覃玉成懒得跟她说话,既然娘并没有病,悬着的心就放下来了。他背对着梅香躺下,用被子裹住自己。两眼一闭,世界就被黑暗笼罩,所有烦心的事都湮灭在那一片漆黑之中了。梅香热乎乎的身子紧贴着他,他僵直着一动不动。梅香脸上搽了蚌壳油,刺鼻的香气从他耳后扑来,熏得他脑壳有点晕。他只好憋着气,直到实在憋不住了,才迅速的换一口气。眼皮又涩又重,他想沉到梦中去。可是他感到梅香的小手在他背上轻轻摩挲,像一只小老鼠,窸窸窣窣地沿着他的脊背爬上了他的肩膀。他抖动一下肩,全身都绷紧了。当那只小老鼠继续往前爬,来到他胸脯上的时候,他打个冷噤,身上起了一层鸡皮疙瘩。他有些生气,他的瞌睡被打扰了。他抓住那只小老鼠,将它往身后一塞。但他立即感到它变成了一条蛇,它咬了他的肩膀一口,接着它就缠住他的上身,用力一拉,将他翻了个身,使得他不得不面对一个女人赤裸的身体。朦胧之中,梅香的两只眼闪烁着幽光。

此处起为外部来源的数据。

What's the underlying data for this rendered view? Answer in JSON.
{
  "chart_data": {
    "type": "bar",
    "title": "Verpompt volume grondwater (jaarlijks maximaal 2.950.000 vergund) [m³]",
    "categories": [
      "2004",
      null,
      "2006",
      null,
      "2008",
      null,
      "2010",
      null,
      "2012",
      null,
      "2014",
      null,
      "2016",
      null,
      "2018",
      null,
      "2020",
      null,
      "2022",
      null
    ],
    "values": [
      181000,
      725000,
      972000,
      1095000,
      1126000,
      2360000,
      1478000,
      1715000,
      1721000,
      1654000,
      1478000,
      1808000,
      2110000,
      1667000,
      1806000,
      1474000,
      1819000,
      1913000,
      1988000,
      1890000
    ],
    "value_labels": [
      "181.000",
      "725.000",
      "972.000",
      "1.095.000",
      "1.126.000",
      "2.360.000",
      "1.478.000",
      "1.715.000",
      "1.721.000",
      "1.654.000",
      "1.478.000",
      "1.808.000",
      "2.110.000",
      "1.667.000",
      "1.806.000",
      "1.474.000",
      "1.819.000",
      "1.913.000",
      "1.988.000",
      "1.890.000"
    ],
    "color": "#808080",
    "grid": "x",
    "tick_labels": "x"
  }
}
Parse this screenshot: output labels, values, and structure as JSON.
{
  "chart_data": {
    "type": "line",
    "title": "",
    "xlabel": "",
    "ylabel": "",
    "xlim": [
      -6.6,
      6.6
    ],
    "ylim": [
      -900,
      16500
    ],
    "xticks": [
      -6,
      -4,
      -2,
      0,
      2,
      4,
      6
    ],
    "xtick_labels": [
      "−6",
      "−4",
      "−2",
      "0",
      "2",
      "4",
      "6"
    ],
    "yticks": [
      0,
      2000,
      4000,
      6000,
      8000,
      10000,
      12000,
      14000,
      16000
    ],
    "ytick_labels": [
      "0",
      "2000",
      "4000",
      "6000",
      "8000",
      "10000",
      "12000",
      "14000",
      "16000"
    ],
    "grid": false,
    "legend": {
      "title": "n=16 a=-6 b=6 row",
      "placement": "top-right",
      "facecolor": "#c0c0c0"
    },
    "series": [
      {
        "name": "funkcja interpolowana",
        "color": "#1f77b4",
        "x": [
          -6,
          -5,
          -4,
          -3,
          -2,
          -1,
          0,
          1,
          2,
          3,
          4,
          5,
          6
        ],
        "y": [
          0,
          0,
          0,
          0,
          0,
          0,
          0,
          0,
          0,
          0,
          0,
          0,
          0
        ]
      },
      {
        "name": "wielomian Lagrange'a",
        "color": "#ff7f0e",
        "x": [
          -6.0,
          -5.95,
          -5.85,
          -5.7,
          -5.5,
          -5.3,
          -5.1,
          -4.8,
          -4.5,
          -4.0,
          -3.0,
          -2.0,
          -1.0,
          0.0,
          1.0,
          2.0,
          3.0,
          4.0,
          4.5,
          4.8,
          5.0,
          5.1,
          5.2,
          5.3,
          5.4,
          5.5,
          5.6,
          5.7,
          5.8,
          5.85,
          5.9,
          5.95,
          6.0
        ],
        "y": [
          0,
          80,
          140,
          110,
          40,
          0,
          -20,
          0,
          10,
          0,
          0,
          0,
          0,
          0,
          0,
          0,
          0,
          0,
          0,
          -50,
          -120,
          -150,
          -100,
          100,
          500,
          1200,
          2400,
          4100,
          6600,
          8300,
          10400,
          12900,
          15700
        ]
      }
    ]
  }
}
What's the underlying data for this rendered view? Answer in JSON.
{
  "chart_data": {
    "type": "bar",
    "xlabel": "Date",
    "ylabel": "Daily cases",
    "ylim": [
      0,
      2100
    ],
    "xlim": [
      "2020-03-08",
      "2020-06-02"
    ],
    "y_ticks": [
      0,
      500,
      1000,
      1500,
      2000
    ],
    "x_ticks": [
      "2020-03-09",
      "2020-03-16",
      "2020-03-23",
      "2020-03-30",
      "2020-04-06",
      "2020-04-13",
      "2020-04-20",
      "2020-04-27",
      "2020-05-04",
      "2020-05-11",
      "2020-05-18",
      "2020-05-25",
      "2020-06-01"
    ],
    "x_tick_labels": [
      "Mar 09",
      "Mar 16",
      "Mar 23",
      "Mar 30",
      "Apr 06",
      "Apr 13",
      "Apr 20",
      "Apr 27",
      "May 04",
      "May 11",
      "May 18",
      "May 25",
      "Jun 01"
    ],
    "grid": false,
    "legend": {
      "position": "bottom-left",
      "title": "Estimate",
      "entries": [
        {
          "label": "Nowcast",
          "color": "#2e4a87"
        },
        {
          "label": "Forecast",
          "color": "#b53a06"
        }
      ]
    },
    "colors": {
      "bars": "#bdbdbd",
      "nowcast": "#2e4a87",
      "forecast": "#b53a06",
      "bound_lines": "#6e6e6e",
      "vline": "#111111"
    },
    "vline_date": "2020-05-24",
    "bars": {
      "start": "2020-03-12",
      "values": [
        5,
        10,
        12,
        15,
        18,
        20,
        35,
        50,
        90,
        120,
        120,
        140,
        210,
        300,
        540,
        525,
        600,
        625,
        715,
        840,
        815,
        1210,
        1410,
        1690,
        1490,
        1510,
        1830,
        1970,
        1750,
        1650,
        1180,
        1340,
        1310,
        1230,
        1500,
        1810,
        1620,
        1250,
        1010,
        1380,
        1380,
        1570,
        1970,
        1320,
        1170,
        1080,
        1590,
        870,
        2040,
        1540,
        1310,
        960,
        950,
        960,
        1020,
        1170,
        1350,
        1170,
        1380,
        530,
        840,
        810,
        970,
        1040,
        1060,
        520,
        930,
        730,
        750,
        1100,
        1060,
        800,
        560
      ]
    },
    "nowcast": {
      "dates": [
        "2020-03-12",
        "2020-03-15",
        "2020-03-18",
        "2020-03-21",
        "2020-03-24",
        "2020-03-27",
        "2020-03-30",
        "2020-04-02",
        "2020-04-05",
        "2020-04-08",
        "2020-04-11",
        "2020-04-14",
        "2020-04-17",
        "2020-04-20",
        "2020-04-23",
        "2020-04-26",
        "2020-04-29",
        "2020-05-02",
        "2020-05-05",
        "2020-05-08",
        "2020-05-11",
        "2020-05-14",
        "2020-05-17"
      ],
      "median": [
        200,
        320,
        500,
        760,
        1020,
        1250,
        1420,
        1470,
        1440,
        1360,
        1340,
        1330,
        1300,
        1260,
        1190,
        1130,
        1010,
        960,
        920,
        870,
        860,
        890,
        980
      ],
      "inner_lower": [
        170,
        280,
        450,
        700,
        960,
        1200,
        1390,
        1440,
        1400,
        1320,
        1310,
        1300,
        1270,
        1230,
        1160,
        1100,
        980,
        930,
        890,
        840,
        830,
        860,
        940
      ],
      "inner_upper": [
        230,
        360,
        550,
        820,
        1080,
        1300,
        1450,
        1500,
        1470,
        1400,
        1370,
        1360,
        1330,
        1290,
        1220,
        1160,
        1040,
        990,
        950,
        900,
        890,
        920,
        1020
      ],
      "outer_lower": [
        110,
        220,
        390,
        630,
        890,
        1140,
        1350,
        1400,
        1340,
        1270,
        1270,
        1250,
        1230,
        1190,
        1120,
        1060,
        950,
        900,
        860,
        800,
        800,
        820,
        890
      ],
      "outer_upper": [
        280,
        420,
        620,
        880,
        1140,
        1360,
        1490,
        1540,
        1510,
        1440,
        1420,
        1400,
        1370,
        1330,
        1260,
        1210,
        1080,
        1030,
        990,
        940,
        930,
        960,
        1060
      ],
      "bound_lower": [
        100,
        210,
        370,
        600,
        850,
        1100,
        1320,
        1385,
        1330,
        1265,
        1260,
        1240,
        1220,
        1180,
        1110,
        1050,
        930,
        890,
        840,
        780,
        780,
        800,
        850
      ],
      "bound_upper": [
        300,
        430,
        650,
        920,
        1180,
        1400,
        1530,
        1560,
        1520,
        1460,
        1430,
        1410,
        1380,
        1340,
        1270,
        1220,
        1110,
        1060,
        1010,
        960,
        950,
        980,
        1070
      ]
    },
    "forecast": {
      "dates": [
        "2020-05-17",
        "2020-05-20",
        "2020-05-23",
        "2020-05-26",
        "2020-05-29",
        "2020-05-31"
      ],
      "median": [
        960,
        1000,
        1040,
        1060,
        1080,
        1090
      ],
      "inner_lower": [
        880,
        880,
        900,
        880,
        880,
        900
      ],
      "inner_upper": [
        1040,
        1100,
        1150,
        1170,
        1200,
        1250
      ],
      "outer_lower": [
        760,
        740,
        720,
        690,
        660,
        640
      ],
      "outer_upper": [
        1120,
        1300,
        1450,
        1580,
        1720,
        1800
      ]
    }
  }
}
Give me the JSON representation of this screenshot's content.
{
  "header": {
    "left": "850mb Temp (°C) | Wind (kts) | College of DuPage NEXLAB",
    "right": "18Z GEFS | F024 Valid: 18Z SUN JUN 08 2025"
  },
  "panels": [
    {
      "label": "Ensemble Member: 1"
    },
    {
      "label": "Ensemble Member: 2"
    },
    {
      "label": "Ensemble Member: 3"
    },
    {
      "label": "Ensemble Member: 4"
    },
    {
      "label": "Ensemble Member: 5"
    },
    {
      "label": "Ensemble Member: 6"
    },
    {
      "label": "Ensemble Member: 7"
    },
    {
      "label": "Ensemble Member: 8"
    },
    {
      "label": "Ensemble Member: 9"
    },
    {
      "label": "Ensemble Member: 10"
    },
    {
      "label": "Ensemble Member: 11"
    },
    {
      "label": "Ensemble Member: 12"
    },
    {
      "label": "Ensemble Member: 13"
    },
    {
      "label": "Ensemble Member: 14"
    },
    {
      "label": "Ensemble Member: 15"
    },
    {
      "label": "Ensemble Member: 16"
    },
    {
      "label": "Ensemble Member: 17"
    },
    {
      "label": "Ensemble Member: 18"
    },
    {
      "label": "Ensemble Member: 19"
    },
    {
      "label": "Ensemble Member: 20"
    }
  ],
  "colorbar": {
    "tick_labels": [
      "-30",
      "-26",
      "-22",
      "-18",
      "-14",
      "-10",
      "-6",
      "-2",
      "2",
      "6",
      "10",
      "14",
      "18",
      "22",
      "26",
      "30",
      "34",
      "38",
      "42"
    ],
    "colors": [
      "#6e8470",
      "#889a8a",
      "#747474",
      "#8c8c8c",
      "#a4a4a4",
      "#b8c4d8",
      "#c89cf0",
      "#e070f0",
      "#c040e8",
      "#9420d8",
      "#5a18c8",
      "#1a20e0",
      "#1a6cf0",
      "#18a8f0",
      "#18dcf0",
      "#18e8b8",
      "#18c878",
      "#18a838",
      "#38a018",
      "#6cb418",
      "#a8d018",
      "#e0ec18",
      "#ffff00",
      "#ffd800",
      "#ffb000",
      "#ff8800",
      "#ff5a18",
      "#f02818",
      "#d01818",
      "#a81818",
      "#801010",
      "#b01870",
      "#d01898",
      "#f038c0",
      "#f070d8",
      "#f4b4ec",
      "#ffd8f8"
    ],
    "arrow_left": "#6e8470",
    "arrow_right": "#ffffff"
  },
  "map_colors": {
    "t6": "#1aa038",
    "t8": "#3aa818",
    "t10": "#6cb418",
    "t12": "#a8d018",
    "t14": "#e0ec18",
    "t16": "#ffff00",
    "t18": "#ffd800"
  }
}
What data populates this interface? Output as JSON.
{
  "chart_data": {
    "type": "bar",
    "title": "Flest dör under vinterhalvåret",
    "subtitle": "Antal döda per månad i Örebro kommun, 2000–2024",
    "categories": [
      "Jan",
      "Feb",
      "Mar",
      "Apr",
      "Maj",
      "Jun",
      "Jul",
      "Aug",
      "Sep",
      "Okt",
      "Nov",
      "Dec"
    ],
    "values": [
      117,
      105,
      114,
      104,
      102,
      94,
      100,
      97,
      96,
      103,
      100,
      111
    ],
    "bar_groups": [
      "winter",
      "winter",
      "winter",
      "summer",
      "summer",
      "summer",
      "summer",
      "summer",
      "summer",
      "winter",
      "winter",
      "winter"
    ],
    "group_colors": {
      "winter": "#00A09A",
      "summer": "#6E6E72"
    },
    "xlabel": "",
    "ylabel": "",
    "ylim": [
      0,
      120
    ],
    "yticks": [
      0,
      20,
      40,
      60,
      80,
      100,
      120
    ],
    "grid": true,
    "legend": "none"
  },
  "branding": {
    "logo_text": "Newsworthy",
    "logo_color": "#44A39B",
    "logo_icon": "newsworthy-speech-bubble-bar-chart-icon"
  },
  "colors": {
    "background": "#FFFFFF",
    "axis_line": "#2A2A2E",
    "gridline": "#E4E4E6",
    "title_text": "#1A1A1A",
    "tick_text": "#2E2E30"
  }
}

“实话告诉你吧,爹妈诈你回来,是让我俩圆房的!我不是木头,你不能一床睡着碰都不碰!你不能这样待我!”梅香声音压抑而忧怨。
黑暗中,他茫然地瞪着梅香,不知说什么好。
“你这样待我,我如何怀毛毛?覃家还如何续香火?不孝有三,无后为大,你晓得不晓得?”梅香抵近他,咄咄逼人。
他偏开脸,喘着粗气。
“我哪里做得不好,让你这样讨嫌我?”梅香嗓子有点哽咽了。
“我不是讨嫌你,是讨嫌女人,”他慌张地分辩着“我不喜欢女人,我害怕…”
“我不信,公鸡都晓得爬母鸡的背呢,你会不喜欢?”
“骗你是畜生。”他赌咒道。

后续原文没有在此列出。